PHILADELPHIA (AP) -- Convicted cop-killer Mumia Abu-Jamal said Monday that he was surprised and somewhat disappointed that he did not get a new sentencing hearing in the racially charged murder case that had kept him on death row for nearly 30 years.
Last week's decision by prosecutors to drop their bid for capital punishment meant Abu-Jamal received an automatic life term. He said in a phone call to supporters that he had already been moved off death row to a new cell in the western Pennsylvania prison where he is incarcerated.
"Because there will not be a hearing there is some disappointment, because we thought we could make some things happen in that hearing and really give a good fight," Abu-Jamal said, "but we'll have to fight in other ways."
The call was broadcast Monday on the news program Democracy Now! Excerpts were posted on prisonradio.org, which frequently airs his commentaries from behind bars.
Abu-Jamal had also called in Friday to about 1,000 supporters gathered at the National Constitution Center in Philadelphia for an event marking the 30th anniversary of his arrest.
Abu-Jamal is a onetime radio journalist and former Black Panther who had been on death row since 1982 for gunning down white city police Officer Daniel Faulkner. He garnered worldwide support for his claims that he was the victim of a racist justice system.
Despite decades of appeals, Abu-Jamal's conviction has never been overturned. But in 2008, a federal appeals court threw out his death sentence because of flawed jury instructions. Prosecutors then had to decide if they wanted to hold another penalty hearing, or agree to let the 57-year-old inmate serve a life term.
Philadelphia District Attorney Seth Williams, with the blessing of Faulkner's widow, announced Wednesday that prosecutors would not seek the death penalty again because it would lead to "an unknowable number of years" of appeals.

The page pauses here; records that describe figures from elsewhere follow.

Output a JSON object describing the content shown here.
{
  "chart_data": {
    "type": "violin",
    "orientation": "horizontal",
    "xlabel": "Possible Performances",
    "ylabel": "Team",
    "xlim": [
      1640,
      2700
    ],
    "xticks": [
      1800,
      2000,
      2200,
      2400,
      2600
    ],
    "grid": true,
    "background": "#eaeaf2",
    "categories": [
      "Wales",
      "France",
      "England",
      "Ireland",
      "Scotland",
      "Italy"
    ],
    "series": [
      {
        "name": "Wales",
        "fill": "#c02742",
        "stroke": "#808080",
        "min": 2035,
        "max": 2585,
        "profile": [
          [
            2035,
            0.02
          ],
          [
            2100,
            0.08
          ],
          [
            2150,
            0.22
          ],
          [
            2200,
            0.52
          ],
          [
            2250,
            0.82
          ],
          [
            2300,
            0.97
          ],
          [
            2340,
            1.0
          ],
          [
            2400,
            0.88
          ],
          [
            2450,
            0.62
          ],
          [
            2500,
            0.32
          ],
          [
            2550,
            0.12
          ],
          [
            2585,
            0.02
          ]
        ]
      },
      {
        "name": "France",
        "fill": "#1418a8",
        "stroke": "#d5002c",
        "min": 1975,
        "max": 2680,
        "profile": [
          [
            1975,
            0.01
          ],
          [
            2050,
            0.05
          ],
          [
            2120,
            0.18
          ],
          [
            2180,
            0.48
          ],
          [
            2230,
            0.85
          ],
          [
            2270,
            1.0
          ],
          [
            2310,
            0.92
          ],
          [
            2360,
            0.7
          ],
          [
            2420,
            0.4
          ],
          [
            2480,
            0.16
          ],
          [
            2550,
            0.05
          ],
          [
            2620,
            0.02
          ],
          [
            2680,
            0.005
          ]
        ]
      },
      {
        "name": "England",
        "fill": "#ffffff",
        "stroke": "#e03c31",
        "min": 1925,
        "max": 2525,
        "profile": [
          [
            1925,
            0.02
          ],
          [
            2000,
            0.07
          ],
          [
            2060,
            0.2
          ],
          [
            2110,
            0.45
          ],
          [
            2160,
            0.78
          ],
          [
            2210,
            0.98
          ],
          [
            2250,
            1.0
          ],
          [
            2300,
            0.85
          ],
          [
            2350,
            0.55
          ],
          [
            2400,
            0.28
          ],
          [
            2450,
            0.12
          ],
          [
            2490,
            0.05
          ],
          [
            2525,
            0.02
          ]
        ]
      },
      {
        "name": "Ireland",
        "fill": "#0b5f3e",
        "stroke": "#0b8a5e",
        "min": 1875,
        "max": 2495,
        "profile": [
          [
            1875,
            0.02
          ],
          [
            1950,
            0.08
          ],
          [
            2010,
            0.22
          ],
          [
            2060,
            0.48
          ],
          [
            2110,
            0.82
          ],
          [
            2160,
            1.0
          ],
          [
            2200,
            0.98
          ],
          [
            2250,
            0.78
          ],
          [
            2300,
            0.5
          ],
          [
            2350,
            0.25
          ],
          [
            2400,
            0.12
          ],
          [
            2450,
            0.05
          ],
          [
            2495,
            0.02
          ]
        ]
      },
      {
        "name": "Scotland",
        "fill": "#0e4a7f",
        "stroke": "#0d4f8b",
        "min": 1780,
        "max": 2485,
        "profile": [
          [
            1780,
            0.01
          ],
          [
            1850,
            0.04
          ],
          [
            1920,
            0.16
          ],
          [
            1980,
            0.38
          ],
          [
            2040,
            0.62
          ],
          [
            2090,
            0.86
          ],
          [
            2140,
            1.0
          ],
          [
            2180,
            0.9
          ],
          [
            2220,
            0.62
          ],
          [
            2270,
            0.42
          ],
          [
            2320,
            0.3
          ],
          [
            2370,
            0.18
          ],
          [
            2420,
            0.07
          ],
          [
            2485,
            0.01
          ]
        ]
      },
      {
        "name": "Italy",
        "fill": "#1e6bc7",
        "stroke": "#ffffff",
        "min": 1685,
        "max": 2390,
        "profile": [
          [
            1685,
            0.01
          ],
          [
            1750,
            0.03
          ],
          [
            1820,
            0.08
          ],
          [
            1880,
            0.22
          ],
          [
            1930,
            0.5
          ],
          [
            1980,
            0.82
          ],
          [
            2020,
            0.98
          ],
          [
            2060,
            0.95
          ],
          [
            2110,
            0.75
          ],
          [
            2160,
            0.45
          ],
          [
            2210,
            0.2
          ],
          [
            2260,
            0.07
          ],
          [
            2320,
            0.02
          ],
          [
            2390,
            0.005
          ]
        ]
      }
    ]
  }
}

"I must admit to some surprise because I was expecting the hearing ... even though many friends and supporters and even lawyers said there probably wouldn't be one," Abu-Jamal said.

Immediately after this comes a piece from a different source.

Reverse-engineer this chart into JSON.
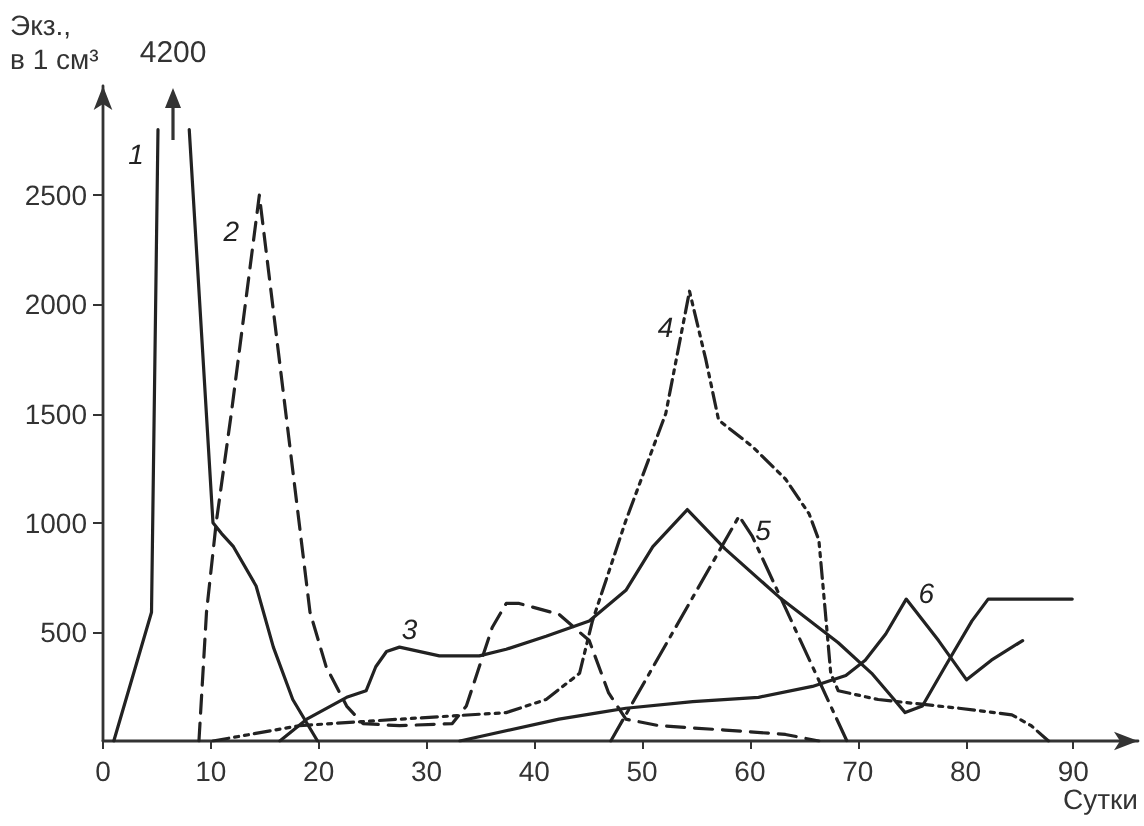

He said he would talk to his lawyers in the coming days to figure out his next steps. Abu-Jamal, who still has one state appeal pending, remains incarcerated at the state prison in Waynesburg, about 40 miles south of Pittsburgh.

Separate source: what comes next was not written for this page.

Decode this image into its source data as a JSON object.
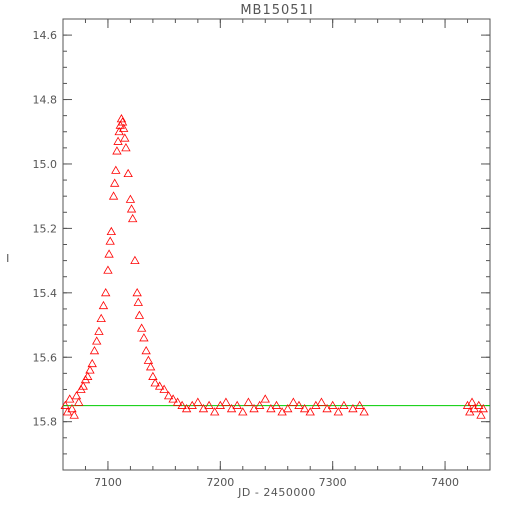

"I am for the first time, in almost 30 years, I'm not on death row physically ..." he told supporters. "It takes some getting used to, you see, I'm still acclimating myself."
Maureen Faulkner, the officer's widow, had said in a scathing statement last week that she wanted Abu-Jamal to be removed from the seclusion of death row and placed in the institution's general population.
"And I am heartened that he will be taken from the protective cloister he has been living in all these years and begin living among his own kind - the thugs and common criminals that infest our prisons," Faulkner said.